バランスを取る事自体は慣れている為、軽く家康の身体に寄りかかった状態で心地よさそうに正面を向きつつ風を受けている凪へふと視線を向けた。
青々とした草の茂る道を駆けながら、夏を思わせる風と共に運ばれて来た香りへ微かに目を瞠る。
────あ、やっぱり菊花だ。いい匂い。
嬉しそうな色を帯びた凪の言葉を思い起こし、家康は手綱を握る指先にほんの僅か、力を込めた。
あんたは、光秀さんと同じ香りなんだね。
呑み込んだ言葉はほろ苦く、そのまま喉をゆっくり滑り落ちて胸をざわつかせる。同じ香りの筈なのに、何故か彼女から優しく薫るそれには微かな甘さが含まれているような気がして、家康は意識の外へそれ等を追い出すよう、馬の速度を少しだけ速めた。
──────────────…
しばらく馬を走らせた後、辿り着いたのはだだっ広い緑の茂る草原だった。視界を遮る木々は草原の奥にある小規模な林のみで、傍には小川が流れているその場所は、織田軍が所有している演習場であると説明を受けた凪は、物珍しそうに辺りをぐるりと見回した。そして視界の奥に見つけた見覚えのあるすらりとした後ろ姿と複数の兵士達の姿に、彼女は驚いた様子で双眸を瞬かせる。
「え、光秀さん!?」
馬上から驚いた調子で声を発すると、後ろに乗っていた家康が軽く手綱を引いて馬の速度をゆっくり落として行く。
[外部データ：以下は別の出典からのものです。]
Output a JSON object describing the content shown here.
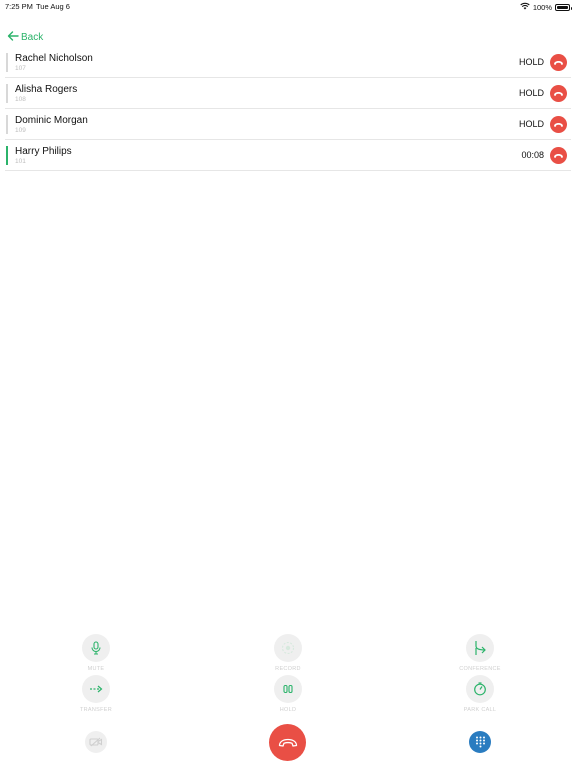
{
  "status_bar": {
    "time": "7:25 PM",
    "date": "Tue Aug 6",
    "battery": "100%"
  },
  "nav": {
    "back_label": "Back"
  },
  "calls": [
    {
      "name": "Rachel Nicholson",
      "ext": "107",
      "status": "HOLD",
      "active": false
    },
    {
      "name": "Alisha Rogers",
      "ext": "108",
      "status": "HOLD",
      "active": false
    },
    {
      "name": "Dominic Morgan",
      "ext": "109",
      "status": "HOLD",
      "active": false
    },
    {
      "name": "Harry Philips",
      "ext": "101",
      "status": "00:08",
      "active": true
    }
  ],
  "controls": {
    "mute": {
      "label": "MUTE",
      "icon": "microphone-icon"
    },
    "record": {
      "label": "RECORD",
      "icon": "record-icon"
    },
    "conference": {
      "label": "CONFERENCE",
      "icon": "merge-arrow-icon"
    },
    "transfer": {
      "label": "TRANSFER",
      "icon": "transfer-arrow-icon"
    },
    "hold": {
      "label": "HOLD",
      "icon": "pause-icon"
    },
    "park": {
      "label": "PARK CALL",
      "icon": "timer-icon"
    }
  },
  "colors": {
    "accent": "#2bb36a",
    "hangup": "#e94f45",
    "keypad": "#2a7cc0",
    "control_bg": "#efefef"
  }
}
視線の先にある男の姿を捉えた彼はああ、とさして驚いた様子もなく鷹揚に頷いた。
「今日はここで銃の訓練が行われてる。あの人はその指南役」
「光秀さんって銃使えるんですか…!?」
「あんた、そんな事も知らなかったの?光秀さんは織田軍随一の銃の名手だ。俺もあの人に教わってる」
「使ってるところ、見た事なかったですし…」
凪が驚くのも無理はない。光秀は摂津の時でも銃を手にしてはいなかったし、普段も基本的には帯刀した状態で歩いている。部屋には置かれているのを見た事はあったが、彼がそれを手にした姿は記憶になかった。